First, we find it increasingly difficult to protect ourselves from the debilitating effects of big government, big business, big markets, and big agriculture, who want all of us to be the same and to love bigness as much as they do.
Second, in addition to being too big, our government is too centralized, too powerful, too intrusive, too materialistic, and too unresponsive to the needs of individual citizens and small communities.
Third, the U.S. government has lost its moral authority because it is owned, operated, and controlled by corporate America. National and Congressional elections are bought and sold to the highest bidders.
Fourth, we have a single political party, the Republican Party, disguised as a two-party system. The Democratic Party is effectively brain dead, having had no new ideas since the 1960s.
Fifth, we have become disillusioned with the so-called American way—corporate greed, the war on terrorism, homeland security, the denial of civil liberties, pandering to the rich and powerful, environmental insensitivity and the culture of deceit.
Sixth, American foreign policy, which is based on the doctrine of full spectrum dominance, is immoral, illegal, unconstitutional, and in violation of the United Nations Charter.
Seventh, as long as Vermont remains in the Union, we face the risk of terrorist attack and military conscription of our youth.
Eighth, the U.S. suffers from imperial overstretch and has become unsustainable politically, economically, agriculturally, socially, culturally, and environmentally. It has become both ungovernable and unfixable.
“Whenever any form of government becomes destructive,…it is the right of the people to alter or to abolish it, and to institute new government, laying its foundation on such principles and organizing its powers in such form, as to them shall seem most likely to effect their safety and happiness,” said Thomas Jefferson in the Declaration of Independence. Just as a group has a right to form, so too does it have a right to disband, to subdivide itself, or to withdraw from a larger unit.
Vermont is smaller, more rural, more democratic, less violent, less commercial, more egalitarian, more humane, more independent, and more radical than most states.
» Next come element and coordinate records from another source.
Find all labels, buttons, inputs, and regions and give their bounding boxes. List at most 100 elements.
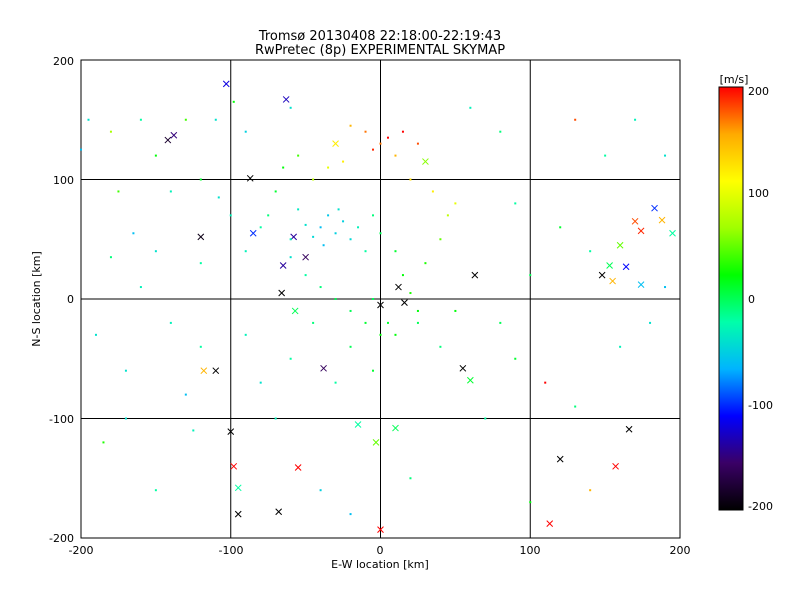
y-tick-label: -100 bbox=[49, 413, 74, 426]
cross-stroke bbox=[612, 462, 619, 470]
scatter-dot-point bbox=[274, 190, 277, 193]
scatter-cross-point bbox=[275, 508, 283, 516]
scatter-dot-point bbox=[274, 417, 277, 420]
scatter-dot-point bbox=[184, 118, 187, 121]
scatter-dot-point bbox=[634, 118, 637, 121]
cross-stroke bbox=[278, 289, 286, 297]
scatter-cross-point bbox=[294, 464, 302, 471]
scatter-cross-point bbox=[556, 455, 564, 463]
scatter-dot-point bbox=[154, 489, 157, 492]
scatter-dot-point bbox=[364, 321, 367, 324]
scatter-cross-point bbox=[222, 80, 230, 88]
scatter-dot-point bbox=[117, 190, 120, 193]
scatter-dot-point bbox=[87, 118, 90, 121]
scatter-dot-point bbox=[349, 124, 352, 127]
cross-stroke bbox=[459, 364, 467, 372]
scatter-dot-point bbox=[139, 286, 142, 289]
scatter-dot-point bbox=[259, 226, 262, 229]
scatter-dot-point bbox=[386, 136, 389, 139]
scatter-cross-point bbox=[227, 428, 235, 435]
scatter-cross-point bbox=[637, 281, 645, 289]
scatter-cross-point bbox=[197, 233, 205, 241]
x-tick-label: 100 bbox=[520, 544, 541, 557]
scatter-dot-point bbox=[372, 214, 375, 217]
scatter-dot-point bbox=[289, 357, 292, 360]
scatter-cross-point bbox=[377, 526, 384, 533]
scatter-cross-point bbox=[164, 136, 172, 144]
scatter-cross-point bbox=[234, 484, 242, 492]
scatter-dot-point bbox=[379, 333, 382, 336]
scatter-cross-point bbox=[669, 229, 676, 237]
scatter-dot-point bbox=[169, 321, 172, 324]
scatter-dot-point bbox=[386, 321, 389, 324]
scatter-dot-point bbox=[544, 381, 547, 384]
scatter-cross-point bbox=[234, 510, 242, 518]
colorbar-gradient bbox=[718, 86, 744, 511]
scatter-dot-point bbox=[132, 232, 135, 235]
cross-stroke bbox=[471, 271, 479, 279]
cross-stroke bbox=[197, 233, 205, 241]
scatter-dot-point bbox=[469, 106, 472, 109]
cross-stroke bbox=[395, 283, 402, 291]
cross-stroke bbox=[282, 96, 290, 103]
cross-stroke bbox=[320, 364, 327, 372]
cross-stroke bbox=[392, 424, 399, 432]
scatter-dot-point bbox=[499, 321, 502, 324]
scatter-dot-point bbox=[409, 178, 412, 181]
scatter-cross-point bbox=[625, 425, 633, 433]
scatter-dot-point bbox=[439, 238, 442, 241]
scatter-dot-point bbox=[334, 298, 337, 300]
cross-stroke bbox=[377, 301, 384, 309]
scatter-dot-point bbox=[364, 250, 367, 253]
scatter-cross-point bbox=[354, 421, 362, 428]
scatter-cross-point bbox=[377, 301, 384, 309]
scatter-dot-point bbox=[304, 274, 307, 277]
scatter-cross-point bbox=[170, 131, 178, 139]
scatter-dot-point bbox=[431, 190, 434, 193]
scatter-dot-point bbox=[372, 148, 375, 151]
scatter-dot-point bbox=[289, 256, 292, 259]
cross-stroke bbox=[275, 508, 283, 516]
scatter-cross-point bbox=[291, 307, 299, 315]
scatter-dot-point bbox=[529, 501, 532, 504]
cross-stroke bbox=[466, 376, 474, 384]
scatter-dot-point bbox=[372, 298, 375, 300]
scatter-dot-point bbox=[124, 417, 127, 420]
cross-stroke bbox=[246, 174, 254, 182]
scatter-cross-point bbox=[278, 289, 286, 297]
scatter-dot-point bbox=[454, 202, 457, 205]
cross-stroke bbox=[230, 462, 238, 470]
scatter-cross-point bbox=[606, 262, 613, 269]
scatter-dot-point bbox=[416, 321, 419, 324]
y-tick-label: 100 bbox=[53, 174, 74, 187]
cross-stroke bbox=[234, 510, 242, 518]
scatter-dot-point bbox=[409, 292, 412, 295]
scatter-dot-point bbox=[664, 286, 667, 289]
scatter-cross-point bbox=[230, 462, 238, 470]
scatter-dot-point bbox=[327, 166, 330, 169]
scatter-dot-point bbox=[199, 345, 202, 348]
cross-stroke bbox=[200, 367, 208, 375]
colorbar-tick-label: 0 bbox=[748, 293, 755, 306]
scatter-dot-point bbox=[454, 309, 457, 312]
scatter-dot-point bbox=[232, 100, 235, 103]
scatter-cross-point bbox=[395, 283, 402, 291]
cross-stroke bbox=[372, 439, 380, 446]
scatter-dot-point bbox=[214, 118, 217, 121]
cross-stroke bbox=[377, 526, 384, 533]
scatter-dot-point bbox=[364, 130, 367, 133]
y-tick-labels: -200 -100 0 100 200 bbox=[49, 55, 74, 545]
scatter-dot-point bbox=[199, 262, 202, 265]
scatter-dot-point bbox=[379, 142, 382, 145]
cross-stroke bbox=[637, 227, 645, 235]
cross-stroke bbox=[606, 262, 613, 269]
cross-stroke bbox=[279, 262, 287, 269]
scatter-dot-point bbox=[244, 130, 247, 133]
colorbar-tick-label: -100 bbox=[748, 399, 773, 412]
cross-stroke bbox=[170, 131, 178, 139]
scatter-dot-point bbox=[289, 106, 292, 109]
scatter-dot-point bbox=[169, 190, 172, 193]
cross-stroke bbox=[332, 140, 339, 148]
scatter-dot-point bbox=[589, 250, 592, 253]
scatter-dot-point bbox=[401, 130, 404, 133]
It provides a communitarian alternative to the dehumanized, mass production, mass consumption, narcissistic lifestyle which pervades most of America.
Fundamental to what it means to be a Vermonter is the right of self-preservation. The time has come for us peacefully to rebel against the American Empire by (1) regaining control of our lives from big government, big business, big cities, big schools, and big computer networks; (2) relearning how to take care of ourselves by decentralizing, downsizing, localizing, demilitarizing, simplifying, and humanizing our lives; and (3) learning how to help others take care of themselves.
This is a call for Vermont to reclaim its soul—to return to its rightful status as an independent republic. In so doing, Vermont can provide a kinder, gentler model for a nation obsessed with money, power, size, speed, greed, and fear of terrorism.
Long live the Second Vermont Republic! If you live in Vermont, come join us. If you live outside Vermont, please support us, and please feel free to consider the possibility of starting your own independence movement as well.